Note: Our tax lesson is not as step-by-step as our other Delaware LLC formation lessons, due to the uniqueness and variation among businesses. Taxes are usually not as straightforward as forming an LLC, and therefore, the information below is an overview, and not a comprehensive guide.
You will likely need to consult with a local tax professional to make sure you meet all your Delaware tax obligations. We recommend using Thumbtack.
Do it Yourself in Delaware
Annual Franchise Tax ($300)
All LLCs registered in Delaware are required to pay a $300 flat-rate tax every year in order to remain in compliance. See this lesson for instructions: DE LLC Annual Franchise Tax.
How is my LLC taxed in Delaware?
Delaware follows federal taxation rules. Having said that, whether or not you are a resident of the state will determine how you file and pay Delaware taxes.
If you’re a Single-Member LLC (1 member), you will be taxed like a Sole Proprietorship. DE Residents file their return on Form 200-01 and non-residents file their return on Form 200-02.
If you’re a Multi-Member LLC (2 or more members), you will be taxed like a Partnership and will file your return on Form 300 and DE Schedule K-1.
Business Services + Tax Forms
Individual Services + Tax Forms
Delaware does not impose a state sales tax.
Gross Receipts Tax
Delaware imposes a tax on the gross receipts of most businesses. Gross receipts are the total amount received from the sale of goods or services sold by the business. Gross receipts tax rates range from 0.1037% to 2.0736%, depending on your business activity. See here for chart: Delaware Division of Revenue: Licenses and Tax Rates List
Tax Guides Based on Industry
For more info on taxes based on your business industry, see Delaware’s Tax Tips.
If You Have Employees
If you have employees, you are required to withhold State of Delaware withholding tax for each employee and submit this to the Delaware Division of Revenue. You register as a withholding agent by mail or online.

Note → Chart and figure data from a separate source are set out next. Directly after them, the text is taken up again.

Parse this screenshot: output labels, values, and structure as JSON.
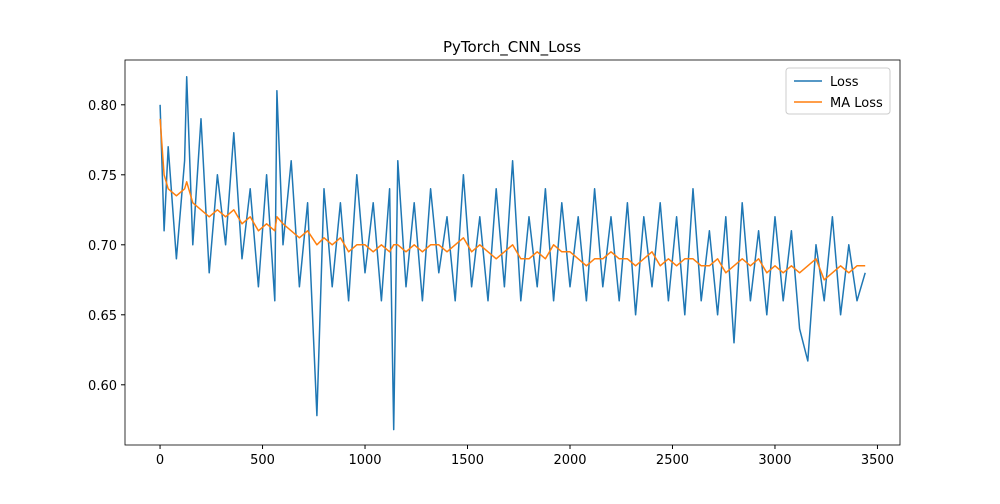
{
  "chart_data": {
    "type": "line",
    "title": "PyTorch_CNN_Loss",
    "x": [
      0,
      20,
      40,
      80,
      120,
      130,
      160,
      200,
      240,
      280,
      320,
      360,
      400,
      440,
      480,
      520,
      560,
      570,
      600,
      640,
      680,
      720,
      765,
      800,
      840,
      880,
      920,
      960,
      1000,
      1040,
      1080,
      1120,
      1140,
      1160,
      1200,
      1240,
      1280,
      1320,
      1360,
      1400,
      1440,
      1480,
      1520,
      1560,
      1600,
      1640,
      1680,
      1720,
      1760,
      1800,
      1840,
      1880,
      1920,
      1960,
      2000,
      2040,
      2080,
      2120,
      2160,
      2200,
      2240,
      2280,
      2320,
      2360,
      2400,
      2440,
      2480,
      2520,
      2560,
      2600,
      2640,
      2680,
      2720,
      2760,
      2800,
      2840,
      2880,
      2920,
      2960,
      3000,
      3040,
      3080,
      3120,
      3160,
      3200,
      3240,
      3280,
      3320,
      3360,
      3400,
      3440
    ],
    "series": [
      {
        "name": "Loss",
        "color": "#1f77b4",
        "values": [
          0.8,
          0.71,
          0.77,
          0.69,
          0.76,
          0.82,
          0.7,
          0.79,
          0.68,
          0.75,
          0.7,
          0.78,
          0.69,
          0.74,
          0.67,
          0.75,
          0.66,
          0.81,
          0.7,
          0.76,
          0.67,
          0.73,
          0.578,
          0.74,
          0.67,
          0.73,
          0.66,
          0.75,
          0.68,
          0.73,
          0.66,
          0.74,
          0.568,
          0.76,
          0.67,
          0.73,
          0.66,
          0.74,
          0.68,
          0.72,
          0.66,
          0.75,
          0.67,
          0.72,
          0.66,
          0.74,
          0.67,
          0.76,
          0.66,
          0.72,
          0.67,
          0.74,
          0.66,
          0.73,
          0.67,
          0.72,
          0.66,
          0.74,
          0.67,
          0.72,
          0.66,
          0.73,
          0.65,
          0.72,
          0.67,
          0.73,
          0.66,
          0.72,
          0.65,
          0.74,
          0.66,
          0.71,
          0.65,
          0.72,
          0.63,
          0.73,
          0.66,
          0.71,
          0.65,
          0.72,
          0.66,
          0.71,
          0.64,
          0.617,
          0.7,
          0.66,
          0.72,
          0.65,
          0.7,
          0.66,
          0.68
        ]
      },
      {
        "name": "MA Loss",
        "color": "#ff7f0e",
        "values": [
          0.79,
          0.75,
          0.74,
          0.735,
          0.74,
          0.745,
          0.73,
          0.725,
          0.72,
          0.725,
          0.72,
          0.725,
          0.715,
          0.72,
          0.71,
          0.715,
          0.71,
          0.72,
          0.715,
          0.71,
          0.705,
          0.71,
          0.7,
          0.705,
          0.7,
          0.705,
          0.695,
          0.7,
          0.7,
          0.695,
          0.7,
          0.695,
          0.7,
          0.7,
          0.695,
          0.7,
          0.695,
          0.7,
          0.7,
          0.695,
          0.7,
          0.705,
          0.695,
          0.7,
          0.695,
          0.69,
          0.695,
          0.7,
          0.69,
          0.69,
          0.695,
          0.69,
          0.7,
          0.695,
          0.695,
          0.69,
          0.685,
          0.69,
          0.69,
          0.695,
          0.69,
          0.69,
          0.685,
          0.69,
          0.695,
          0.685,
          0.69,
          0.685,
          0.69,
          0.69,
          0.685,
          0.685,
          0.69,
          0.68,
          0.685,
          0.69,
          0.685,
          0.69,
          0.68,
          0.685,
          0.68,
          0.685,
          0.68,
          0.685,
          0.69,
          0.675,
          0.68,
          0.685,
          0.68,
          0.685,
          0.685
        ]
      }
    ],
    "xlim": [
      -171,
      3610
    ],
    "ylim": [
      0.557,
      0.832
    ],
    "xticks": [
      0,
      500,
      1000,
      1500,
      2000,
      2500,
      3000,
      3500
    ],
    "yticks": [
      {
        "value": 0.6,
        "label": "0.60"
      },
      0.65,
      {
        "value": 0.7,
        "label": "0.70"
      },
      0.75,
      {
        "value": 0.8,
        "label": "0.80"
      }
    ],
    "legend": "upper right"
  }
}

What other taxes/forms are due?
Depending on your industry, where your business is located, how you are taxed by the IRS, and whether or not you have employees, will determine which additional taxes and forms are due.
Some examples of other taxes and forms due are:
- Form 200
- Form 300/Schedule K-1
- Net Income Tax
- Motor Vehicle Fuels Tax
- Franchise Tax
- Property Tax
- And potentially more
Calculating your tax obligations in Delaware can be complicated and if done improperly can negatively impact your LLC.
Hiring a tax professional will not only help you keep your Delaware LLC in compliance, but it will also give you an advisor to go to for other business questions.
You’ll want someone who’s a good fit for your company, makes you feel comfortable, and is willing to answer all of your questions. It should be someone you like personally as well as professionally. We recommend talking with at least 2-3 people before making your final decision.